Insurgents from the Islamic State of Iraq and the Levant (ISIL) have taken a swathe of mostly Sunni Arab territory in northern Iraq since launching an offensive last week.
US President Barack Obama has said Washington was considering options over Iraq but would not be sending troops – a position backed by Prime Minister Tony Abbott.
On Saturday US Defence Secretary Chuck Hagel ordered the aircraft carrier the USS George HW Bush, to sail into the Persian Gulf as President Barack Obama considers possible military options for Iraq.
Speaking to reporters in the Houston on Saturday, Mr Abbott said he would wait to see how the US responds to the situation in Iraq before developing an Australian response.
“The important thing at the moment is to let the Americans work their way forward,” he said.
Ms Bishop, who described events in Iraq as “deeply disturbing”, said the US would take the lead when it came to any military action.
“I didn’t envisage a circumstance where we would be sending in troops,” she told the Ten Network.
“But we certainly stand ready to support the humanitarian crisis should a request be made.”
Greens leader Christine Milne said following the US into Iraq “is not going to fix it”.
“We do not want to follow the United States blindly as John Howard did (in 2003,” Senator Milne told ABC Television.
“Clearly it didn’t work last time in Iraq and it won’t work this time,” Senator Milne told ABC Television.
The fans packed the pub in central Sydney to cheer on the English team as it went against the Italian side in their World Cup opening game.
Many watchers were took a punt after the first half.

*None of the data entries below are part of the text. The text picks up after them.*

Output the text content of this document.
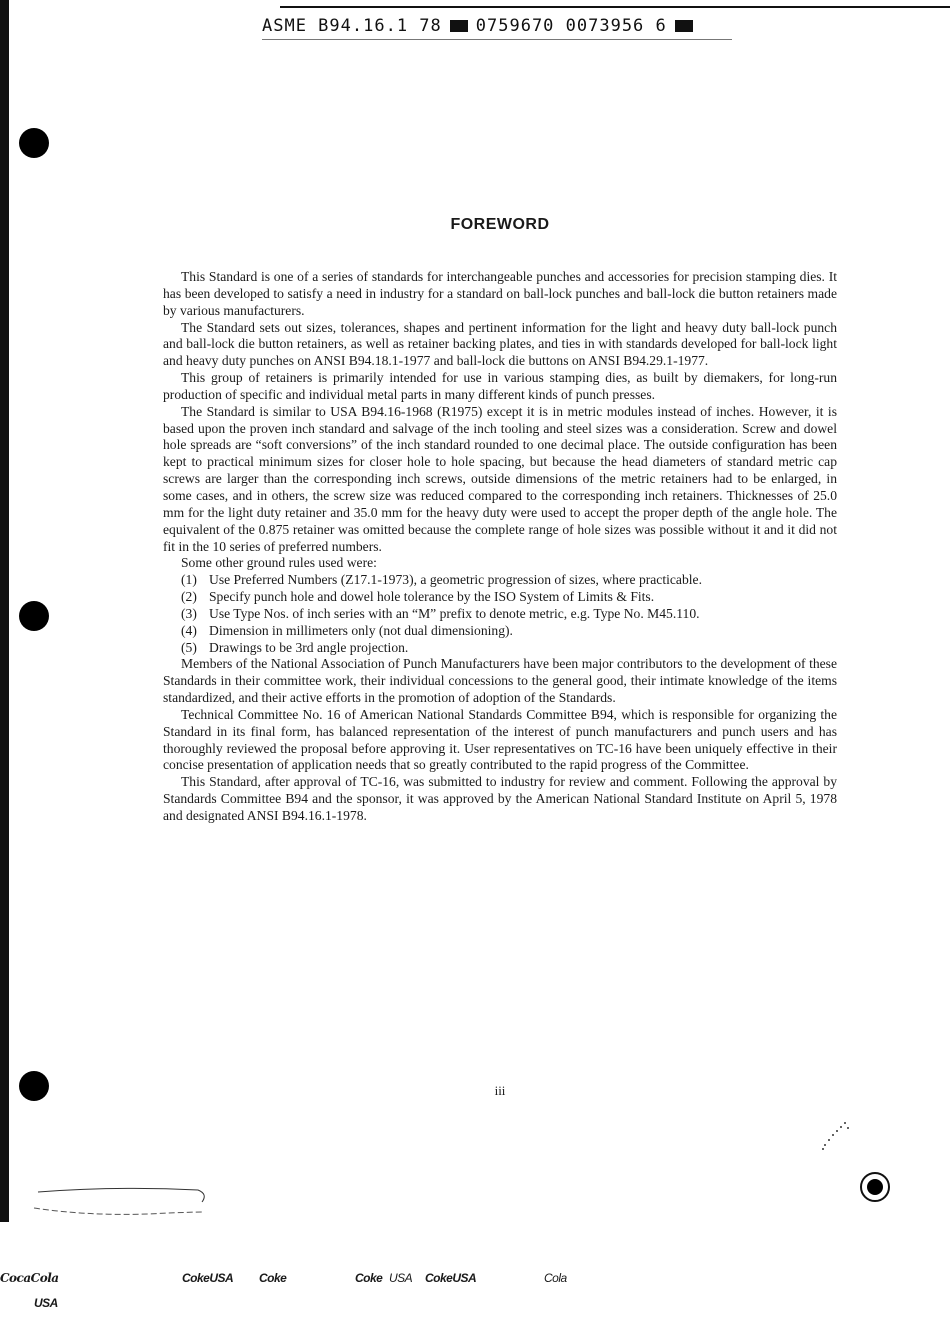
ASME B94.16.1 78 0759670 0073956 6
FOREWORD

This Standard is one of a series of standards for interchangeable punches and accessories for precision stamping dies. It has been developed to satisfy a need in industry for a standard on ball-lock punches and ball-lock die button retainers made by various manufacturers.

The Standard sets out sizes, tolerances, shapes and pertinent information for the light and heavy duty ball-lock punch and ball-lock die button retainers, as well as retainer backing plates, and ties in with standards developed for ball-lock light and heavy duty punches on ANSI B94.18.1-1977 and ball-lock die buttons on ANSI B94.29.1-1977.

This group of retainers is primarily intended for use in various stamping dies, as built by diemakers, for long-run production of specific and individual metal parts in many different kinds of punch presses.

The Standard is similar to USA B94.16-1968 (R1975) except it is in metric modules instead of inches. However, it is based upon the proven inch standard and salvage of the inch tooling and steel sizes was a consideration. Screw and dowel hole spreads are “soft conversions” of the inch standard rounded to one decimal place. The outside configuration has been kept to practical minimum sizes for closer hole to hole spacing, but because the head diameters of standard metric cap screws are larger than the corresponding inch screws, outside dimensions of the metric retainers had to be enlarged, in some cases, and in others, the screw size was reduced compared to the corresponding inch retainers. Thicknesses of 25.0 mm for the light duty retainer and 35.0 mm for the heavy duty were used to accept the proper depth of the angle hole. The equivalent of the 0.875 retainer was omitted because the complete range of hole sizes was possible without it and it did not fit in the 10 series of preferred numbers.

Some other ground rules used were:

(1) Use Preferred Numbers (Z17.1-1973), a geometric progression of sizes, where practicable.
(2) Specify punch hole and dowel hole tolerance by the ISO System of Limits & Fits.
(3) Use Type Nos. of inch series with an “M” prefix to denote metric, e.g. Type No. M45.110.
(4) Dimension in millimeters only (not dual dimensioning).
(5) Drawings to be 3rd angle projection.

Members of the National Association of Punch Manufacturers have been major contributors to the development of these Standards in their committee work, their individual concessions to the general good, their intimate knowledge of the items standardized, and their active efforts in the promotion of adoption of the Standards.

Technical Committee No. 16 of American National Standards Committee B94, which is responsible for organizing the Standard in its final form, has balanced representation of the interest of punch manufacturers and punch users and has thoroughly reviewed the proposal before approving it. User representatives on TC-16 have been uniquely effective in their concise presentation of application needs that so greatly contributed to the rapid progress of the Committee.

This Standard, after approval of TC-16, was submitted to industry for review and comment. Following the approval by Standards Committee B94 and the sponsor, it was approved by the American National Standard Institute on April 5, 1978 and designated ANSI B94.16.1-1978.

iii
CocaCola
USA
CokeUSA Coke	Coke USA CokeUSA	Cola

“I reckon we’re going to be all right. Second half we’ll blitz them,” one fan told SBS.
God Save the Queen. English #worldcup supporters in strong form in Sydney CBD a few minutes to kick off @SBSNews pic.twitter南宁桑拿网,/KL4U4UXmY5
— Helen Isbister (@HelenIsbister) June 14, 2014
But the final result did not favour the British.
Some English supporters in central Sydney finding it hard to watch as Italy leads 2-1#worldcup @SBSNews pic.twitter南宁桑拿网,/xBQlZmAd1k
— Helen Isbister (@HelenIsbister) June 14, 2014
“Today we’re still in the challenge it doesn’t really matter. Next few games we’ll win the Group,” another fan said.
“We’re English, we got heart, we challenge I tell ya. That’s what we’re going to do, we’re going to challenge it.”
And the defeat did not dampen celebrations among the English supporters.
Statistician Nate Silver, who correctly predicted the winner in all 50 states at the last US presidential election, says England still has a chance of advancing from Group D.
Sitting behind Costa Rica (66 per cent) and Italy (74 per cent), he calculates England is in with a 35 per cent chance.